Well, that honestly hadn’t occurred to me. For months, our family’s focus was on planning for the upcoming retirement. The last flight — even though we understood the significance — was more of a box to check versus a separate occasion. I assumed we’d be there, snap some pictures with our phones and carry on with our Friday.
I overthought it, as I do. And just to squash the what-ifs, I asked the photographer booked for the retirement — another fellow Marine spouse — if she could be there for the final flight too. I lathered the email in the typical way: I know it’s short notice, no worries if you can’t, just wanted to check, etc.
Turns out, she was available.
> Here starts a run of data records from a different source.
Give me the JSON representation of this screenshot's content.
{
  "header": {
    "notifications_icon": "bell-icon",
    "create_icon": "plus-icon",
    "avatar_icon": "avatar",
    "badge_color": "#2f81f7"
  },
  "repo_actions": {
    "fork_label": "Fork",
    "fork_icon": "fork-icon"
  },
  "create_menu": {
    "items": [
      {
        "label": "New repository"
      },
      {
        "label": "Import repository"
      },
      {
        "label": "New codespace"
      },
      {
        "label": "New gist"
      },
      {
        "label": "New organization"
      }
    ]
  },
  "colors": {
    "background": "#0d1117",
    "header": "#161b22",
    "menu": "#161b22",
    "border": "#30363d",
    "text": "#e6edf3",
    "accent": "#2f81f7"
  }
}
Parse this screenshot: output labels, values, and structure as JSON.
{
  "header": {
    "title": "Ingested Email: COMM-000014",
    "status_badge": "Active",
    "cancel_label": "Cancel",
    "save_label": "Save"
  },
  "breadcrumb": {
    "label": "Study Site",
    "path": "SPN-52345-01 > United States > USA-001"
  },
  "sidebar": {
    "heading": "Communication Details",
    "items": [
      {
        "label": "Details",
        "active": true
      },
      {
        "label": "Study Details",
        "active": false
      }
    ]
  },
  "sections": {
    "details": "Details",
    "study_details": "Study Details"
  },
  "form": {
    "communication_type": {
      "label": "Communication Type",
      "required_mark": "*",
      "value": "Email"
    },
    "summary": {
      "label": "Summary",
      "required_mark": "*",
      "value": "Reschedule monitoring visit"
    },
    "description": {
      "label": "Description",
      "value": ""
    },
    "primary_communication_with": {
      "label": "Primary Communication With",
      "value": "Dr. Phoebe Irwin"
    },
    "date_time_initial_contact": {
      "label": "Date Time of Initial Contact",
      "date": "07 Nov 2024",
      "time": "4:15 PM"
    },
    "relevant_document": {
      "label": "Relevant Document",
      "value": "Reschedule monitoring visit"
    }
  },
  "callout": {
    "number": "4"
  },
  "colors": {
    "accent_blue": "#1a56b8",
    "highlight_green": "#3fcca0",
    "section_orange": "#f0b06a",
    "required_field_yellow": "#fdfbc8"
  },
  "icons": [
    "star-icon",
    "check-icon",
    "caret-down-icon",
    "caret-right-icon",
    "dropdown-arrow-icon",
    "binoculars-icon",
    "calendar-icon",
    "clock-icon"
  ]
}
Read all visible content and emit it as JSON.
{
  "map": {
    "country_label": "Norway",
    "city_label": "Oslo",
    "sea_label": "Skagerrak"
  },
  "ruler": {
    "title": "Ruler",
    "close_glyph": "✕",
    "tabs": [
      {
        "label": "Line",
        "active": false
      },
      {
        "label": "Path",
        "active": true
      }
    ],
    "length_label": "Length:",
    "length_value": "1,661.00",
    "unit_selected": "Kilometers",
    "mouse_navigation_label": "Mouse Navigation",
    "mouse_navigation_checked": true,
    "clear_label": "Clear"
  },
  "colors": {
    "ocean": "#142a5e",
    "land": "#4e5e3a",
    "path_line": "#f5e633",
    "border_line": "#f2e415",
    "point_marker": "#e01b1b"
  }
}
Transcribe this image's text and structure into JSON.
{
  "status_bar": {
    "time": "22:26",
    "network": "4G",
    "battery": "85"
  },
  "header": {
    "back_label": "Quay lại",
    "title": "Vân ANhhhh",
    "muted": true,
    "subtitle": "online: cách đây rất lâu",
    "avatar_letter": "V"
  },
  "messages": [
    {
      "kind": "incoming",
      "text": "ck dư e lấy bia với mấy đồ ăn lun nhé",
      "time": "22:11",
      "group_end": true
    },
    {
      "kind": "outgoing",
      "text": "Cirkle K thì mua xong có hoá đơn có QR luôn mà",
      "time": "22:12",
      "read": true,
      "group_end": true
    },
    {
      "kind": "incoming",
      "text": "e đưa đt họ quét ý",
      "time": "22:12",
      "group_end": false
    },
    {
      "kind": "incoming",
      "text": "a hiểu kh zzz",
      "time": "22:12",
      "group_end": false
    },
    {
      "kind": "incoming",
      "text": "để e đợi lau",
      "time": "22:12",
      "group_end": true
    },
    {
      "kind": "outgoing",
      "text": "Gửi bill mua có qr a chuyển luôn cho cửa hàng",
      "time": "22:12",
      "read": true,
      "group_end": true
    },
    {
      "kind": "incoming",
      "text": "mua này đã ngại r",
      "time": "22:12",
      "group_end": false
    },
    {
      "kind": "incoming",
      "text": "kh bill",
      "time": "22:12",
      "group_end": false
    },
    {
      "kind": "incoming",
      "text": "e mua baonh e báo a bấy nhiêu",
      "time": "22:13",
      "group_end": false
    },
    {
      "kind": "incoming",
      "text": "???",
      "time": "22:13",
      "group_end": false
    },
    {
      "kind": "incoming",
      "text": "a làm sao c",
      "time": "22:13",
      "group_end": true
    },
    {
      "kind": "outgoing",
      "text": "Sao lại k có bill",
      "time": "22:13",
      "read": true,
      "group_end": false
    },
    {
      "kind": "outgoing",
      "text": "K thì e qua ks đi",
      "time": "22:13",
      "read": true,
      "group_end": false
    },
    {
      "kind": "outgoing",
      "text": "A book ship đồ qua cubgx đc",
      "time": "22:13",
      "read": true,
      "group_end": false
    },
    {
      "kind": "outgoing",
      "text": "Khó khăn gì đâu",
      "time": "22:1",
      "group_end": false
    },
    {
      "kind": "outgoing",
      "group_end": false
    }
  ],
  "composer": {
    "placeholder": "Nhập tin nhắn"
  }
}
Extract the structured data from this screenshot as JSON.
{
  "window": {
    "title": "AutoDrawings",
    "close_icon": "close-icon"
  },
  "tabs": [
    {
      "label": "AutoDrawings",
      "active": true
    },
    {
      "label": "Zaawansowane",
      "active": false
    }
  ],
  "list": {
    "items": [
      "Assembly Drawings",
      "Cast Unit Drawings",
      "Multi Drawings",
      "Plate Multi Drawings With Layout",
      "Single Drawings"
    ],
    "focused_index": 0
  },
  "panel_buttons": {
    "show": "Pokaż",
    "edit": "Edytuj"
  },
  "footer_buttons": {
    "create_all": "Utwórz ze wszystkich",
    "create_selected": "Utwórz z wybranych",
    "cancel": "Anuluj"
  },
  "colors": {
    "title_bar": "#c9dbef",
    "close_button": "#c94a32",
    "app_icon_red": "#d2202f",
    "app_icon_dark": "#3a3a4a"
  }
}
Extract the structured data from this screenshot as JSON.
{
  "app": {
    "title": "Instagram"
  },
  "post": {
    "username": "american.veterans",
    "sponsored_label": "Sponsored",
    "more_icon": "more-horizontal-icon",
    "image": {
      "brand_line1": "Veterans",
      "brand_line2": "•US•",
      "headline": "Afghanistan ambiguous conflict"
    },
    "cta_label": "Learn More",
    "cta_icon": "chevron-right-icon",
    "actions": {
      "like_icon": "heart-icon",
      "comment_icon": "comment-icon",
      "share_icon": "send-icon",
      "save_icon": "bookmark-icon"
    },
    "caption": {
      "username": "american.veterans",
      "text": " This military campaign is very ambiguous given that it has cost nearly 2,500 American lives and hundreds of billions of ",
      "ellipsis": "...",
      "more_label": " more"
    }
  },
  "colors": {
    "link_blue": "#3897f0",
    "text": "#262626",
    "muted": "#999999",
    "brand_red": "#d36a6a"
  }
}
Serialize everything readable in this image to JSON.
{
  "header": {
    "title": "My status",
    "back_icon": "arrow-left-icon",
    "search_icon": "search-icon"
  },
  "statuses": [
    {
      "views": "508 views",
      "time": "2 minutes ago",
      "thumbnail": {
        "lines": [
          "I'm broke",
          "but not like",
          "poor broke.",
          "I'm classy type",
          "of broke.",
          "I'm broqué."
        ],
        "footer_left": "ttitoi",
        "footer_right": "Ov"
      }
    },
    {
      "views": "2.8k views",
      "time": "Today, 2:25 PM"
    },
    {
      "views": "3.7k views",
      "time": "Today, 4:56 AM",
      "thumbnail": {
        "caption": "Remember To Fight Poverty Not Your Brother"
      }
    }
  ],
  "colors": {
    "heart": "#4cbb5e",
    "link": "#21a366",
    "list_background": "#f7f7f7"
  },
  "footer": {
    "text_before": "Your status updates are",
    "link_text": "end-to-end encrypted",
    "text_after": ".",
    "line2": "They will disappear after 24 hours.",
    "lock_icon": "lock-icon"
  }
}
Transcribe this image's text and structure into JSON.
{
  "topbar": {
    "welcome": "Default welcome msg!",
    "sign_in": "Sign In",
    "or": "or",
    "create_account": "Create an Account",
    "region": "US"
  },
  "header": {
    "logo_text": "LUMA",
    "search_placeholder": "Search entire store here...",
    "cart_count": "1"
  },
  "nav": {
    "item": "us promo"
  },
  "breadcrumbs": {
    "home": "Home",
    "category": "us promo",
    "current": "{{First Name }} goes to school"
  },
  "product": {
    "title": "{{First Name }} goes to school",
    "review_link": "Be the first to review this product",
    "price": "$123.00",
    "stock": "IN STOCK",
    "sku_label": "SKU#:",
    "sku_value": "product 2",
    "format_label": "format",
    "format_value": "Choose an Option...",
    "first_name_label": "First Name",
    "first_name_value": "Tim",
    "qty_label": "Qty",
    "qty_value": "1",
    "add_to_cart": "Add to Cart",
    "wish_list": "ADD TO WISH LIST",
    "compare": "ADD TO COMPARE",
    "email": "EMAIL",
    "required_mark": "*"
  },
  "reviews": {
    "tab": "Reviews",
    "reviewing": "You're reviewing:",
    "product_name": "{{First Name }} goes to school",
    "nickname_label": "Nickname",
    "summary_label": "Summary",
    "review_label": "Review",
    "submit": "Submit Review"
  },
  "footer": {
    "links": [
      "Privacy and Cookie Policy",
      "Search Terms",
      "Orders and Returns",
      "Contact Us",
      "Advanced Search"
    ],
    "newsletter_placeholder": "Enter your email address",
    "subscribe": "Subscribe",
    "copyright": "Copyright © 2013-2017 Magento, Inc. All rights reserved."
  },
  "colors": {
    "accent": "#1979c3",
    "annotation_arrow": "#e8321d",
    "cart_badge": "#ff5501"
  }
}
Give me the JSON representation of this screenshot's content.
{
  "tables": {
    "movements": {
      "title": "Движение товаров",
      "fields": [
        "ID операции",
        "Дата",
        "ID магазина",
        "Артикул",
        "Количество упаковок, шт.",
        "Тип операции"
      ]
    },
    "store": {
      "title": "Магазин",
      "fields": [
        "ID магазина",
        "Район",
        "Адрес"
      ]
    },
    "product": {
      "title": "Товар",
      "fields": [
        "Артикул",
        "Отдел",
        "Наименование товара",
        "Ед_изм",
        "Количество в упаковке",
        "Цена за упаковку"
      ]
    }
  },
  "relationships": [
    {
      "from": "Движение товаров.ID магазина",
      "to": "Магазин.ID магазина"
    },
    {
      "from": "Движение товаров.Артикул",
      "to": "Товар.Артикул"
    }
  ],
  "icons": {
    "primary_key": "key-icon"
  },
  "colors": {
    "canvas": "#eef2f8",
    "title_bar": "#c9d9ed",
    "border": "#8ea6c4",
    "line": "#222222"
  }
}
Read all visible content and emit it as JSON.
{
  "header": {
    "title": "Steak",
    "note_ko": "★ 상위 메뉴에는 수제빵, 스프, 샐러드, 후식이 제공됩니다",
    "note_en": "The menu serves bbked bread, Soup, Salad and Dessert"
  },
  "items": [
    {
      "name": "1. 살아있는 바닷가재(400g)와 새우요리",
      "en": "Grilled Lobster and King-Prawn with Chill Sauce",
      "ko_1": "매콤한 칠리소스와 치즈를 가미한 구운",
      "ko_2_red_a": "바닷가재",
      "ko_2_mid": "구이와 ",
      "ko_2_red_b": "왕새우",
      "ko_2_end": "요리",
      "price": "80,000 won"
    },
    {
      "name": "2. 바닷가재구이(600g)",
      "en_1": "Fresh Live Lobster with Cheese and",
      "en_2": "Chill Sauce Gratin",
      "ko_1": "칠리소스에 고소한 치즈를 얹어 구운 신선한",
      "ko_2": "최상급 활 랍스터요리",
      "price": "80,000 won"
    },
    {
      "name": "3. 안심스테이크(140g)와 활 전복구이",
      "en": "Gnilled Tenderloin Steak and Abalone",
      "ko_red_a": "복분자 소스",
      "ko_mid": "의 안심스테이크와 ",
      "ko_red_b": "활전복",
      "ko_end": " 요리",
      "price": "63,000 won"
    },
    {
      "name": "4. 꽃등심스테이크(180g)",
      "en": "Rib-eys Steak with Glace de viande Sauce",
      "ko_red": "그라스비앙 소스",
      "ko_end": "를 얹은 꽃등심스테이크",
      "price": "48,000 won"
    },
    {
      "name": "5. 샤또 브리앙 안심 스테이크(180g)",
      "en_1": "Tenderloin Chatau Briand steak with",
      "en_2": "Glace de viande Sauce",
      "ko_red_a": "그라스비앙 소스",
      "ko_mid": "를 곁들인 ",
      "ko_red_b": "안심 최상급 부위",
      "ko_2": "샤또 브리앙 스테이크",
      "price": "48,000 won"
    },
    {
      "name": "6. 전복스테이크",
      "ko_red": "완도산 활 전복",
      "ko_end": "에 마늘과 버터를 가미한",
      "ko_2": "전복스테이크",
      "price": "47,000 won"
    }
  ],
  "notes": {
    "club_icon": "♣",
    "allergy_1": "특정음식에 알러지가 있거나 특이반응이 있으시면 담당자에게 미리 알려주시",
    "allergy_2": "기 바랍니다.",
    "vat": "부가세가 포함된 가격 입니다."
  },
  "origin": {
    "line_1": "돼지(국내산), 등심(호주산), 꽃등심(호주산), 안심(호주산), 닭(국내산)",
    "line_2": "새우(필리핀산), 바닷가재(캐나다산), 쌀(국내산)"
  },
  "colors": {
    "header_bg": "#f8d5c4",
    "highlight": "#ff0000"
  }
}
Turns out, I am glad I asked.


Approach and Landing
Friday, Oct. 3, arrived. The kids went to school. My husband left for work. And I switched on my computer to start my workday.
I left when it was time to head to base and picked up both kids. Everything was going according to plan. We were even met at the squadron turnstile and swiped through without having to wave people down or text people in the building. Maybe not a first for me, but a rarity.
I made small talk with the kids, my in-laws, the photographer, and the friend I’d invited via text days earlier. It was uncharacteristically windy that day on the flightline — it seems I was never meant to have good hair that day. Conversations would pause as jets took off. It all felt so normal.
As the time approached, I watched as every instructor and student from my husband’s squadron filed onto the flight line.
To my left, the station fire trucks stood by, ready for the ceremonial water gun salute.
The buzz and the normalcy carried on without me as the significance of this moment started to hit me.
This was the very same flight line where I stood — absolutely freezing — waiting for my husband to return from Iraq. It was the same flight line where our now high schooler and I took photos together in front of the Herc, commemorating his first Christmas, the first of a few he would spend without his dad over the years. It was the same flightline where I stood with our son — both of us absolutely freezing . . . can a girl get a summer homecoming? — waiting for my husband to return from his second deployment.
Since then, there have been too many takeoffs and landings to count. Years of changing plans, moving, flexing, doing more with less, making friends, losing friends, all the best days, all the days that tried my patience — it was all about to be punctuated as soon as those wheels touched down one more time.
So there, in an admittedly poetic bookend moment, we waited for his plane to come into view.
When it did, my brain hopped in the backseat and my emotions took the wheel. I fidgeted with the charms on my necklaces as he approached and did his fancy banking maneuvers.
He touched down one last time in the Herc as planned. Tears pooled in my eyes (must have been the wind), and I let out an exhale that had been building for the past 17 years. Bittersweet — somehow too early and long overdue at the same time, it was over.
Even then, fully conscious of the significance, the moment flew by — a blur of activity, like so many milestones in life. But, forever, long after the little details fall out of the memory of that day, I can look at the photos, remember the butterflies in my stomach, pride in my heart, wind in my hair, and tears in my eyes.